For Toronto-based writer John Semley, his fascination with the Kids in the Hall didn’t start when their show was first aired on the CBC. “I came to the Kids on a second-hand basis, when reruns of their show ran on the Comedy Network constantly. I would get home from school and constantly watch their show,” he said. “And the more I watched them, I kept getting more out of it, especially their anarchistic, satirical and cynical sense of humour. I always thought they held the keys to society, for which they had nothing but contempt for, and whoever and whatever they targeted with their comedy was always on point.”
As Semley developed his career as a journalist, he made the Kids in the Hall one subject that he wrote about on a semi-regular basis, which culminated in an oral history of the group that he wrote and was published in an issue of the Toronto alternative weekly “Now Magazine” before the group embarked on a series of live stage shows in 2013, which ended up being one of the most-read stories for the publication that year.

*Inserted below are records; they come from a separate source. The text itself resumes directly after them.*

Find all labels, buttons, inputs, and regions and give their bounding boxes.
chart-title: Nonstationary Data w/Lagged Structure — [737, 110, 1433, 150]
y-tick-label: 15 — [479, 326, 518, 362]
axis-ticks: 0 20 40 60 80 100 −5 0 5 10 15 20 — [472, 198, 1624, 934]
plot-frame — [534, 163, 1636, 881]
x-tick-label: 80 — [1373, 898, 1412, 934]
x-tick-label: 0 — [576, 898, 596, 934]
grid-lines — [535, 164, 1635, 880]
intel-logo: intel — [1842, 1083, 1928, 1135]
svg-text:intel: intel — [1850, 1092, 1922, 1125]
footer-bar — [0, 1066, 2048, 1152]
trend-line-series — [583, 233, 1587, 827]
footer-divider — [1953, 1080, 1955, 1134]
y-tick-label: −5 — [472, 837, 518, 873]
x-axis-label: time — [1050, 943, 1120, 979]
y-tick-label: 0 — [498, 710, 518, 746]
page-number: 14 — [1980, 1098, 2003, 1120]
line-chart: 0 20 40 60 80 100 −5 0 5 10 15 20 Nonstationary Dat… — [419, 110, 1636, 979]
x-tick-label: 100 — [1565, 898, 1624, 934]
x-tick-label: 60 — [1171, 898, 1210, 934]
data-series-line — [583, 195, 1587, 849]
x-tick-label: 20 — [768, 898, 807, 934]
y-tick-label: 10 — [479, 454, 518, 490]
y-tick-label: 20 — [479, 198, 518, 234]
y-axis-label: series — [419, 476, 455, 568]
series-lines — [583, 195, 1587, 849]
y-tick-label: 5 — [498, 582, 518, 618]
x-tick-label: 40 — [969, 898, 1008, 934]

Semley expanded upon this article to produce a book that offers the first – and definitive – history of the Kids in the Hall and what and why they have become such a widely influential part of contemporary comedy, which is called, quite succinctly, This is A Book About the Kids in the Hall. The book was launched in Montreal this past Thursday (September 22), with Semley and comic David Heti, at the Drawn and Quarterly bookstore in Outremont.
The book thoroughly examines every aspect of the Kids in the Hall’s incredible career and legacy in comedy, from their separate origins in Toronto and Calgary, to the origins of some of their most popular characters and sketches (and even their catchy theme song and use of black & white filmed segments that were used to bridge each sketch), to the backstage battles and conflicts that would have permanently broken up any mortal comedy troupe, to their resurrection and attainment of their cult status thanks to their live stage show tours during the 2000s.
What I found interesting about the story of the Kids in the Hall was how there were many parallels to Monty Python, the legendary British comedy group whom the Kids greatly admired, but whom were somewhat adamant they didn’t want to be compared to.
“Although the Kids liked Python a lot and felt they were influenced by them, they never wanted to think that there totally influenced by the Monty Python formula,” he said. “However, one of the major differences between the two was the structure of their sketches. The Kids were conscious of the fact that a sketch had to have a beginning, middle and end, and Python’s sketches were more surreal in nature and sometimes would be interrupted right in the middle of a sketch and go into the next one.”
Semley admits that he finds it a difficult task for him to single out a certain Kids in the Hall sketch or routine as his all-time favorite (he recently had the envious task of choosing a selection of sketches for a video compilation that played at the book’s official launch in Toronto); however, he did manage to choose a first season sketch that he believes is one of the Kids’ all-time classics.
“It’s the one that involves Kevin McDonald visiting a hotel where all the guests have different types of serious wounds, because they were all viciously attacked by ‘Skura’, a shark that lurks around the hotel,” he said. “I like it because it is so silly and goofy because of its surreal premise, of a shark that attacks these people, yet they just can’t hate that shark.”
Semley believes that the Kids in the Hall’s legacy and influence as comedy cult figures will endure thanks to reruns of their TV show, plus their semi-regular live show tours, which he is convinced is their ideal medium and the glue that keeps the five bound together more than 20 years after their TV show went of the air. “They have been a major influence with such sketch comedy groups as Picnicface and Key & Peele because the Kids in the Hall made sketch comedy an alternative and hip type of comedy, and proved that it’s a cool thing to be into comedy,” he said. “They’re like the grunge version of comedy troupes, where they can be relevant, but they’re still not above wearing campy wigs and dresses.”
This is A Book About the Kids in the Hall is a book that fans of the troupe, whether you watched their TV show, caught one of their stage shows – and yes, even saw “Brain Candy” – will find as the authoritative story of how five diverse Canadian comedians joined forces to set the gold standard of what modern sketch comedy should be like.